Around 4,400 athletes are expected to take part in the Paralympics, and like their Olympic counterparts, they will face daily testing and restrictions on their movement.
Despite the surge in virus cases in Japan during the Olympics, Games officials said there was no evidence of a link to the massive sporting event.
Cases had been rising before the Games began, and a state of emergency was already in place in Tokyo as the Olympics opened.
Olympic organizers have reported 540 positive cases among athletes, officials and media, most of them among Japan-based employees and contractors.
Another three people have tested positive within 14 days of leaving Japan, all of them media, according to organizers.
And at least 31 people associated with the Paralympic Games have tested positive so far, with other cases reported among teams that arrived early for training camps.
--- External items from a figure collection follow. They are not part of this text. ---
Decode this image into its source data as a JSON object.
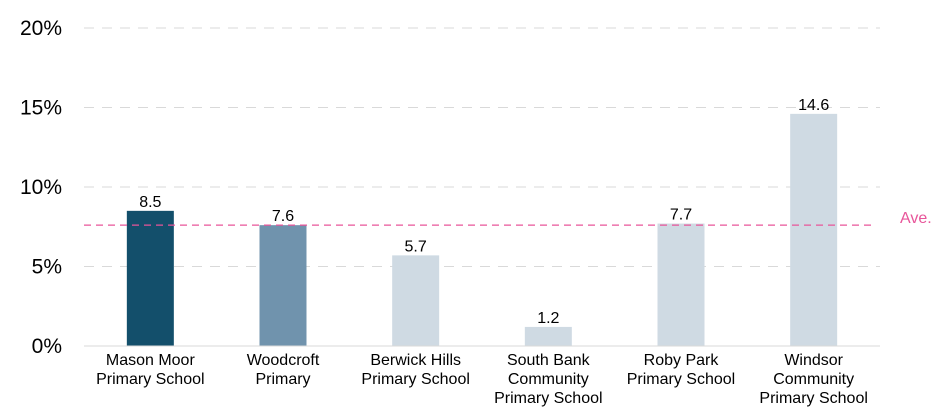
{
  "chart_data": {
    "type": "bar",
    "categories": [
      [
        "Mason Moor",
        "Primary School"
      ],
      [
        "Woodcroft",
        "Primary"
      ],
      [
        "Berwick Hills",
        "Primary School"
      ],
      [
        "South Bank",
        "Community",
        "Primary School"
      ],
      [
        "Roby Park",
        "Primary School"
      ],
      [
        "Windsor",
        "Community",
        "Primary School"
      ]
    ],
    "values": [
      8.5,
      7.6,
      5.7,
      1.2,
      7.7,
      14.6
    ],
    "value_labels": [
      "8.5",
      "7.6",
      "5.7",
      "1.2",
      "7.7",
      "14.6"
    ],
    "bar_colors": [
      "#134f6b",
      "#7093ad",
      "#cfdae3",
      "#cfdae3",
      "#cfdae3",
      "#cfdae3"
    ],
    "ylim": [
      0,
      20
    ],
    "yticks": [
      0,
      5,
      10,
      15,
      20
    ],
    "ytick_labels": [
      "0%",
      "5%",
      "10%",
      "15%",
      "20%"
    ],
    "grid": true,
    "average": {
      "value": 7.6,
      "label": "Ave.",
      "color": "#e8559a"
    }
  }
}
International Paralympic Committee chief Andrew Parsons warned last week that participants should not let down their guard.
"While it is encouraging that the Olympic Games were delivered safely and successfully, those attending the Paralympic Games should not get complacent," he said.
"We cannot ignore the current case numbers in Japan and Tokyo, and I urge every single stakeholder for the Paralympic Games to be vigilant."
The decision to bar spectators has the backing of a majority of Japanese, according to a poll published by the Kyodo news agency earlier Monday.
A total of 64.7% of respondents said the event should be held without fans, with 19% of those surveyed saying the Games should be canceled.
Polls in the run-up to the Olympics and Paralympics consistently found Japanese opposed to holding the Games this year, but the Kyodo poll found 62.9% of respondents expressed "some degree of satisfaction" about the Olympics.
That was despite nearly 60% saying they believe the Games was a factor contributing to the recent surge in infections.